Breaking the Sedentary Cycle
A 13% decrease in depression risk. In the study, a sedentary lifestyle was examined as a separate factor from exercise. The findings emphasized that prolonged periods of sitting are not conducive to good mental health. The study revealed that simply taking breaks and stepping away from screens, even occasionally, can lead to a 13 percent reduction in the risk of depression.

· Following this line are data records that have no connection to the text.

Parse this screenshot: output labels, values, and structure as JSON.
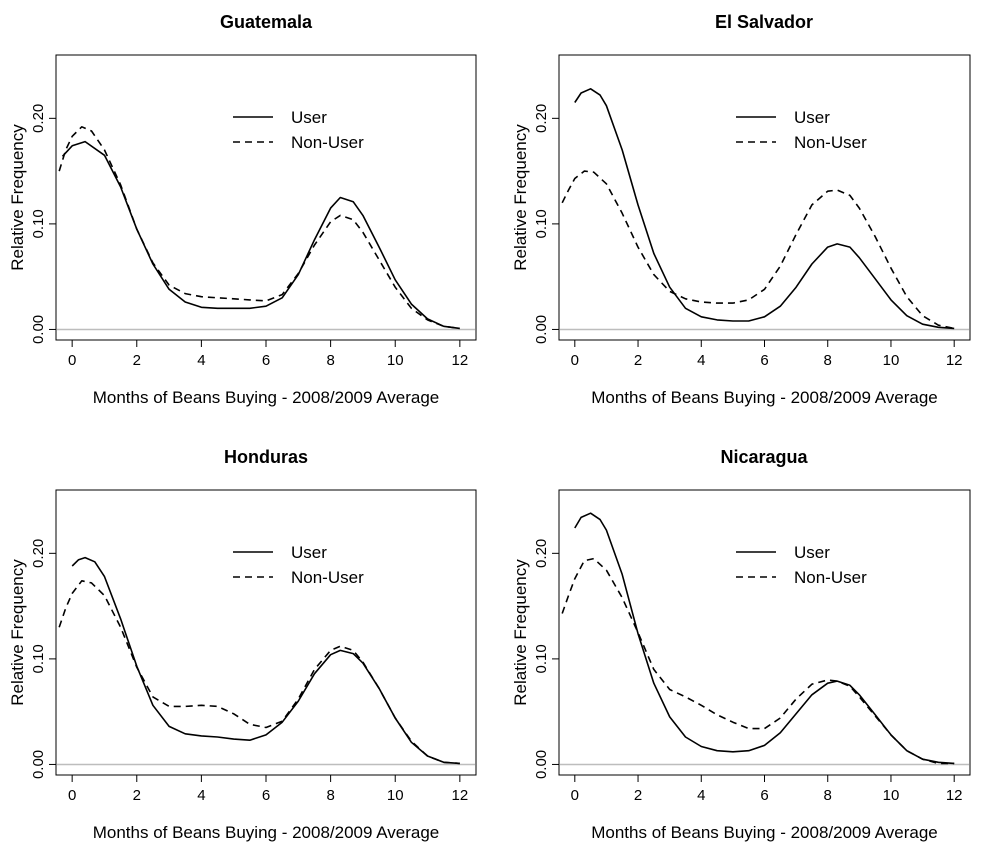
{
  "chart_data": [
    {
      "type": "line",
      "title": "Guatemala",
      "xlabel": "Months of Beans Buying - 2008/2009 Average",
      "ylabel": "Relative Frequency",
      "xlim": [
        -0.5,
        12.5
      ],
      "ylim": [
        -0.01,
        0.26
      ],
      "xticks": [
        "0",
        "2",
        "4",
        "6",
        "8",
        "10",
        "12"
      ],
      "yticks": [
        "0.00",
        "0.10",
        "0.20"
      ],
      "legend": "top-right",
      "grid": false,
      "series": [
        {
          "name": "User",
          "style": "solid",
          "x": [
            -0.3,
            0,
            0.4,
            1,
            1.5,
            2,
            2.5,
            3,
            3.5,
            4,
            4.5,
            5,
            5.5,
            6,
            6.5,
            7,
            7.5,
            8,
            8.3,
            8.7,
            9,
            9.5,
            10,
            10.5,
            11,
            11.5,
            12
          ],
          "values": [
            0.164,
            0.174,
            0.178,
            0.165,
            0.135,
            0.095,
            0.062,
            0.038,
            0.026,
            0.021,
            0.02,
            0.02,
            0.02,
            0.022,
            0.03,
            0.052,
            0.085,
            0.115,
            0.125,
            0.121,
            0.108,
            0.078,
            0.047,
            0.024,
            0.01,
            0.003,
            0.001
          ]
        },
        {
          "name": "Non-User",
          "style": "dashed",
          "x": [
            -0.4,
            -0.2,
            0,
            0.3,
            0.6,
            1,
            1.5,
            2,
            2.5,
            3,
            3.5,
            4,
            4.5,
            5,
            5.5,
            6,
            6.5,
            7,
            7.5,
            8,
            8.3,
            8.7,
            9,
            9.5,
            10,
            10.5,
            11,
            11.5,
            12
          ],
          "values": [
            0.15,
            0.17,
            0.183,
            0.192,
            0.188,
            0.17,
            0.137,
            0.095,
            0.063,
            0.042,
            0.034,
            0.031,
            0.03,
            0.029,
            0.028,
            0.027,
            0.033,
            0.053,
            0.08,
            0.102,
            0.108,
            0.104,
            0.092,
            0.066,
            0.04,
            0.02,
            0.009,
            0.003,
            0.001
          ]
        }
      ]
    },
    {
      "type": "line",
      "title": "El Salvador",
      "xlabel": "Months of Beans Buying - 2008/2009 Average",
      "ylabel": "Relative Frequency",
      "xlim": [
        -0.5,
        12.5
      ],
      "ylim": [
        -0.01,
        0.26
      ],
      "xticks": [
        "0",
        "2",
        "4",
        "6",
        "8",
        "10",
        "12"
      ],
      "yticks": [
        "0.00",
        "0.10",
        "0.20"
      ],
      "legend": "top-right",
      "grid": false,
      "series": [
        {
          "name": "User",
          "style": "solid",
          "x": [
            0,
            0.2,
            0.5,
            0.8,
            1,
            1.5,
            2,
            2.5,
            3,
            3.5,
            4,
            4.5,
            5,
            5.5,
            6,
            6.5,
            7,
            7.5,
            8,
            8.3,
            8.7,
            9,
            9.5,
            10,
            10.5,
            11,
            11.5,
            12
          ],
          "values": [
            0.215,
            0.224,
            0.228,
            0.222,
            0.212,
            0.17,
            0.118,
            0.072,
            0.04,
            0.02,
            0.012,
            0.009,
            0.008,
            0.008,
            0.012,
            0.022,
            0.04,
            0.062,
            0.078,
            0.081,
            0.078,
            0.068,
            0.048,
            0.028,
            0.013,
            0.005,
            0.002,
            0.001
          ]
        },
        {
          "name": "Non-User",
          "style": "dashed",
          "x": [
            -0.4,
            -0.2,
            0,
            0.3,
            0.6,
            1,
            1.5,
            2,
            2.5,
            3,
            3.5,
            4,
            4.5,
            5,
            5.5,
            6,
            6.5,
            7,
            7.5,
            8,
            8.3,
            8.7,
            9,
            9.5,
            10,
            10.5,
            11,
            11.5,
            12
          ],
          "values": [
            0.12,
            0.132,
            0.143,
            0.15,
            0.149,
            0.138,
            0.11,
            0.078,
            0.052,
            0.036,
            0.029,
            0.026,
            0.025,
            0.025,
            0.028,
            0.038,
            0.06,
            0.09,
            0.118,
            0.131,
            0.132,
            0.127,
            0.115,
            0.088,
            0.058,
            0.031,
            0.013,
            0.004,
            0.001
          ]
        }
      ]
    },
    {
      "type": "line",
      "title": "Honduras",
      "xlabel": "Months of Beans Buying - 2008/2009 Average",
      "ylabel": "Relative Frequency",
      "xlim": [
        -0.5,
        12.5
      ],
      "ylim": [
        -0.01,
        0.26
      ],
      "xticks": [
        "0",
        "2",
        "4",
        "6",
        "8",
        "10",
        "12"
      ],
      "yticks": [
        "0.00",
        "0.10",
        "0.20"
      ],
      "legend": "top-right",
      "grid": false,
      "series": [
        {
          "name": "User",
          "style": "solid",
          "x": [
            0,
            0.2,
            0.4,
            0.7,
            1,
            1.5,
            2,
            2.5,
            3,
            3.5,
            4,
            4.5,
            5,
            5.5,
            6,
            6.5,
            7,
            7.5,
            8,
            8.3,
            8.7,
            9,
            9.5,
            10,
            10.5,
            11,
            11.5,
            12
          ],
          "values": [
            0.188,
            0.194,
            0.196,
            0.192,
            0.178,
            0.138,
            0.093,
            0.056,
            0.036,
            0.029,
            0.027,
            0.026,
            0.024,
            0.023,
            0.028,
            0.04,
            0.06,
            0.086,
            0.104,
            0.108,
            0.105,
            0.096,
            0.072,
            0.044,
            0.021,
            0.008,
            0.002,
            0.001
          ]
        },
        {
          "name": "Non-User",
          "style": "dashed",
          "x": [
            -0.4,
            -0.2,
            0,
            0.3,
            0.6,
            1,
            1.5,
            2,
            2.5,
            3,
            3.5,
            4,
            4.5,
            5,
            5.5,
            6,
            6.5,
            7,
            7.5,
            8,
            8.3,
            8.7,
            9,
            9.5,
            10,
            10.5,
            11,
            11.5,
            12
          ],
          "values": [
            0.13,
            0.148,
            0.162,
            0.174,
            0.172,
            0.16,
            0.13,
            0.092,
            0.064,
            0.055,
            0.055,
            0.056,
            0.055,
            0.048,
            0.038,
            0.035,
            0.041,
            0.062,
            0.09,
            0.108,
            0.112,
            0.108,
            0.097,
            0.072,
            0.044,
            0.022,
            0.008,
            0.002,
            0.001
          ]
        }
      ]
    },
    {
      "type": "line",
      "title": "Nicaragua",
      "xlabel": "Months of Beans Buying - 2008/2009 Average",
      "ylabel": "Relative Frequency",
      "xlim": [
        -0.5,
        12.5
      ],
      "ylim": [
        -0.01,
        0.26
      ],
      "xticks": [
        "0",
        "2",
        "4",
        "6",
        "8",
        "10",
        "12"
      ],
      "yticks": [
        "0.00",
        "0.10",
        "0.20"
      ],
      "legend": "top-right",
      "grid": false,
      "series": [
        {
          "name": "User",
          "style": "solid",
          "x": [
            0,
            0.2,
            0.5,
            0.8,
            1,
            1.5,
            2,
            2.5,
            3,
            3.5,
            4,
            4.5,
            5,
            5.5,
            6,
            6.5,
            7,
            7.5,
            8,
            8.3,
            8.7,
            9,
            9.5,
            10,
            10.5,
            11,
            11.5,
            12
          ],
          "values": [
            0.224,
            0.234,
            0.238,
            0.232,
            0.222,
            0.18,
            0.124,
            0.077,
            0.045,
            0.026,
            0.017,
            0.013,
            0.012,
            0.013,
            0.018,
            0.03,
            0.048,
            0.066,
            0.077,
            0.079,
            0.075,
            0.066,
            0.047,
            0.028,
            0.013,
            0.005,
            0.002,
            0.001
          ]
        },
        {
          "name": "Non-User",
          "style": "dashed",
          "x": [
            -0.4,
            -0.2,
            0,
            0.3,
            0.6,
            1,
            1.5,
            2,
            2.5,
            3,
            3.5,
            4,
            4.5,
            5,
            5.5,
            6,
            6.5,
            7,
            7.5,
            8,
            8.3,
            8.7,
            9,
            9.5,
            10,
            10.5,
            11,
            11.5,
            12
          ],
          "values": [
            0.143,
            0.16,
            0.176,
            0.193,
            0.195,
            0.184,
            0.158,
            0.125,
            0.09,
            0.071,
            0.064,
            0.056,
            0.047,
            0.04,
            0.034,
            0.034,
            0.044,
            0.062,
            0.076,
            0.08,
            0.079,
            0.074,
            0.064,
            0.046,
            0.028,
            0.013,
            0.005,
            0.001,
            0.001
          ]
        }
      ]
    }
  ]
}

Boost Your Mood with a Little Exercise
Engaging in daily physical activity can significantly reduce the risk of depression by 14 percent. According to the study, regular physical activity aligns with the recommendations of the American Heart Association and World Health Organization. This entails dedicating at least 150 minutes to moderate activity or 75 minutes to vigorous activity weekly. Alternatively, individuals can opt for moderate physical activity on five or more days a week or vigorous activity for over 10 minutes once a week. The study attributes exercise’s neuroprotective effects to a concept called ‘muscle-brain crosstalk.’ It involves special chemicals in the muscles, known as myokines, sending signals to various organs, including the brain, to enhance overall functioning.
Leave smoking behind
A 20 percent decrease in the risk of depression was observed among those who never smoked. The study suggested that cigarettes and other tobacco products might contribute to brain damage associated with depression symptoms. Although the study didn’t explore depression risk among former smokers, previous research suggests that quitting tobacco is associated with enhanced overall mental well-being.
Eat Well to Boost Your Mood
While the study didn’t provide a precise definition of “healthy eating,” it hinted that a diet rich in fruits, vegetables, whole grains, and light on processed and junk foods could reduce the risk of depression by approximately 6 percent. Previous research has linked the Mediterranean diet, known for its anti-inflammatory properties, to lower rates of depression when compared to pro-inflammatory diets. Additionally, the DASH diet, designed to lower blood pressure and reduce cardiovascular risks, has shown greater protection against depression compared to diets heavy in meat and lacking in plant-based foods.